Science

A new LHC milestone!

On 4th of October 2017, the Large Hadron Collider (LHC) delivered a total of 100 fb-1 of integrated luminosity (which corresponds to a large quantity of data delivered) to its general purpose experiments ATLAS and CMS. This was a nice present for both experiments which are celebrating their 25th anniversary this week.


This milestone follows up other records this year at the LHC, on the luminosity, number of bunches in the beam and number of interactions per beam crossing.

A new luminosity record for the LHC of 1.74×1034 cm-2 s-1 has been reached on 10 August 2017. The luminosity is a measure of the number of potential collisions per second and per unit of area. This new peak luminosity surpasses initial expectations defined by the original designs for the LHC, of about 1 x 1034 cm-2 s-1.

The beams in the LHC are made up of bunches of protons, containing more than 100 billion protons each and spaced seven metres (25 nanoseconds) apart.
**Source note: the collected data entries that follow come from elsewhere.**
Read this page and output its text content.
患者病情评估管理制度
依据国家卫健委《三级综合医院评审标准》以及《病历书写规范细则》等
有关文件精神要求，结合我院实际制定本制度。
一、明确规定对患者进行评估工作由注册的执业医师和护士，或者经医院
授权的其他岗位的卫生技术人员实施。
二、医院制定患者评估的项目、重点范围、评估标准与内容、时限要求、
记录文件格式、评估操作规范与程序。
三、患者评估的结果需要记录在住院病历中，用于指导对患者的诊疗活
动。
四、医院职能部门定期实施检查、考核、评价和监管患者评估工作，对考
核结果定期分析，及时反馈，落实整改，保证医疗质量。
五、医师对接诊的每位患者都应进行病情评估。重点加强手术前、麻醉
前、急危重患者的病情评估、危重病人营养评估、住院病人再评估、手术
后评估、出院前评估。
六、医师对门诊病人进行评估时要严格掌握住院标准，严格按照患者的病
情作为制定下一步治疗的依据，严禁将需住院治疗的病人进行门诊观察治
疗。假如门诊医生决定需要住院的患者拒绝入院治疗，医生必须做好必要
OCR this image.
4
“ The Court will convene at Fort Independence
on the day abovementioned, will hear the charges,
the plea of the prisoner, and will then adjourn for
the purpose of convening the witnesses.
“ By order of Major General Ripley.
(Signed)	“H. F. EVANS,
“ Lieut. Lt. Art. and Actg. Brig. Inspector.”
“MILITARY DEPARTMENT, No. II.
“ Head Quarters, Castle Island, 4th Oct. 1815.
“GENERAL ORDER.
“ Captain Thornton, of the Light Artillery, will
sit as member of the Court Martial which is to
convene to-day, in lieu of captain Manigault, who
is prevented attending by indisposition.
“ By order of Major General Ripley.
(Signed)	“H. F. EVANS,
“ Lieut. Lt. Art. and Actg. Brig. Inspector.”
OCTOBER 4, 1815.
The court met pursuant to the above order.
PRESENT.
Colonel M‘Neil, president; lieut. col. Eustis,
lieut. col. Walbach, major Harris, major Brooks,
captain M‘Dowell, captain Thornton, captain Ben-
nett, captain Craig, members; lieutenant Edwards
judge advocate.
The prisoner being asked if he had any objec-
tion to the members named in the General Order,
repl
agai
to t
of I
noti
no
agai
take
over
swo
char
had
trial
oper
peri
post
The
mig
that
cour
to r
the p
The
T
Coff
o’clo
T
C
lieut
On 28 June 2017, LHC reached 2556 proton bunches circulating in each direction of the accelerator, which is the maximum possible number that can be reached with the beam preparation method currently used.

LHC is currently running with more than 60 interactions per beam crossing. This makes very challenging conditions for the detector operations which were designed to operate at 25 interactions per beam crossing.

With 27.9 fb-1 of data already recorded by the ATLAS experiment in 2017 and one more month of data taking remaining, ATLAS is well on the track to collect more data this year than its last years’ record of 35.9 fb-1.

Every couple of seconds of data taking bring us a new event with Higgs boson, over a thousand events with Z boson and and potentially some new particles waiting to be found. Our experimental team at LAPP is actively participating to the analysis of all this data.